Research Project
Grant-in-Aid for Scientific Research on Priority Areas
嗅覚情報処理の機能的ユニットである嗅球糸球体を調べるために次のような解析を行った。1 ラット嗅球の解析:糸球体内で、嗅入力、介在ニューロン、投射ニューロンの相互関係を明らかにするため、それぞれの詳細を形態的に観察した。1)投射ニューロンである僧帽細胞樹状突起tuftにおいて、嗅入力及び傍糸球体細胞とのシナプス結合両方ともに、tuftの遠位、近位を選ばずパッチ状に分布していた。従って、僧帽細胞樹状突起でのスパイク発生制御が従来考えられてきたものより、はるかに複雑であることがわかった。2)介在ニューロンについては、これまで我々は、嗅入力を受けるGABA陽性のタイプ1と嗅入力を受けないタイプ2グループを化学的性質から分類していた。ところが、電子顕微鏡による解析から僧帽細胞とギャップ結合をつくる傍糸球体細胞は、嗅入力を受けるが、GABA陽性ではなく、これまでの免疫細胞化学的解析から捉えられていなかったタイプであることが判明した。2 他の哺乳類における嗅球の解析:1)傍糸球体細胞グループの検証:げっ歯目におけると同様、他の哺乳類(食虫目、ツパイ目、翼手目)においても嗅球糸球体の介在ニューロンが、嗅入力の有無により大きく2グループに分かれることを確認した。
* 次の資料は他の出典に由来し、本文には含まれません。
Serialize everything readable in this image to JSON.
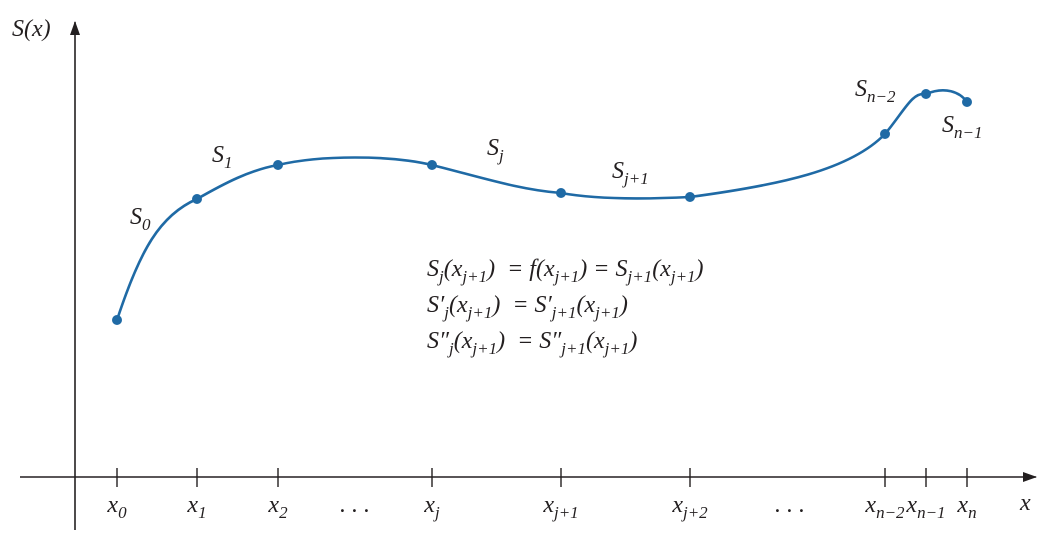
{
  "axes": {
    "y_label": [
      {
        "t": "S(x)"
      }
    ],
    "x_label": [
      {
        "t": "x"
      }
    ]
  },
  "tick_labels": [
    [
      {
        "t": "x"
      },
      {
        "s": "0"
      }
    ],
    [
      {
        "t": "x"
      },
      {
        "s": "1"
      }
    ],
    [
      {
        "t": "x"
      },
      {
        "s": "2"
      }
    ],
    [
      {
        "t": ". . ."
      }
    ],
    [
      {
        "t": "x"
      },
      {
        "s": "j"
      }
    ],
    [
      {
        "t": "x"
      },
      {
        "s": "j+1"
      }
    ],
    [
      {
        "t": "x"
      },
      {
        "s": "j+2"
      }
    ],
    [
      {
        "t": ". . ."
      }
    ],
    [
      {
        "t": "x"
      },
      {
        "s": "n−2"
      }
    ],
    [
      {
        "t": "x"
      },
      {
        "s": "n−1"
      }
    ],
    [
      {
        "t": "x"
      },
      {
        "s": "n"
      }
    ]
  ],
  "segment_labels": [
    [
      {
        "t": "S"
      },
      {
        "s": "0"
      }
    ],
    [
      {
        "t": "S"
      },
      {
        "s": "1"
      }
    ],
    [
      {
        "t": "S"
      },
      {
        "s": "j"
      }
    ],
    [
      {
        "t": "S"
      },
      {
        "s": "j+1"
      }
    ],
    [
      {
        "t": "S"
      },
      {
        "s": "n−2"
      }
    ],
    [
      {
        "t": "S"
      },
      {
        "s": "n−1"
      }
    ]
  ],
  "equations": [
    [
      {
        "t": "S"
      },
      {
        "s": "j"
      },
      {
        "t": "(x"
      },
      {
        "s": "j+1"
      },
      {
        "t": ")  = f(x"
      },
      {
        "s": "j+1"
      },
      {
        "t": ") = S"
      },
      {
        "s": "j+1"
      },
      {
        "t": "(x"
      },
      {
        "s": "j+1"
      },
      {
        "t": ")"
      }
    ],
    [
      {
        "t": "S′"
      },
      {
        "s": "j"
      },
      {
        "t": "(x"
      },
      {
        "s": "j+1"
      },
      {
        "t": ")  = S′"
      },
      {
        "s": "j+1"
      },
      {
        "t": "(x"
      },
      {
        "s": "j+1"
      },
      {
        "t": ")"
      }
    ],
    [
      {
        "t": "S″"
      },
      {
        "s": "j"
      },
      {
        "t": "(x"
      },
      {
        "s": "j+1"
      },
      {
        "t": ")  = S″"
      },
      {
        "s": "j+1"
      },
      {
        "t": "(x"
      },
      {
        "s": "j+1"
      },
      {
        "t": ")"
      }
    ]
  ]
}
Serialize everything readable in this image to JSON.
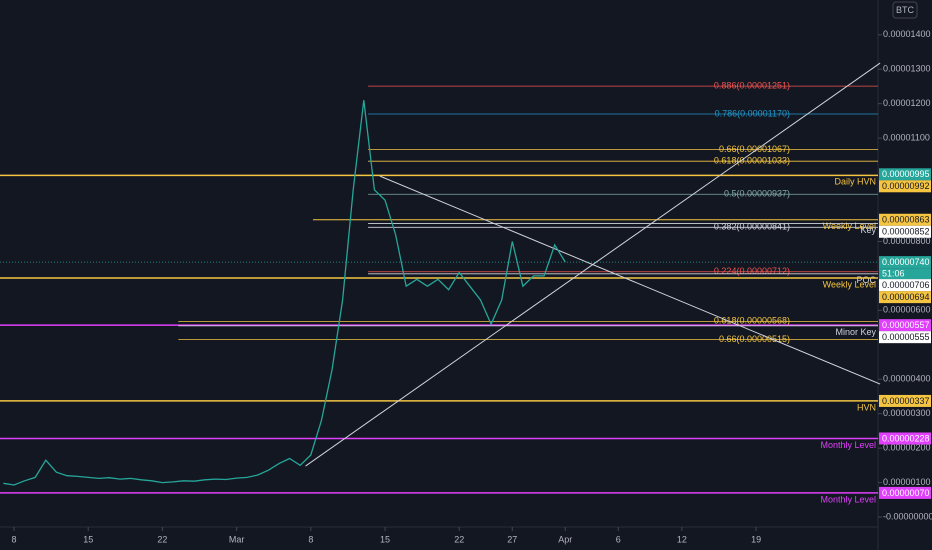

2)比較解剖学的解析:ジャコウネズ嗅球には糸球体-僧帽細胞/房飾細胞系と小巣体-タッセル細胞系の2つの平行した投射系が存在する。哺乳類の中で食虫目のモグラに、ジャコウネズミで発見した特別なシナプス領域である小巣体を発見した。モグラにおいてもジャコウネズミと同様な2つの平行した投射系が存在する可能性がきわめて高いと思われる。以上のことから、嗅球は非常に単純なニューロン構成であり、また哺乳類においては普遍であると信じられてきているが、複雑であることが判明し始めたといえる。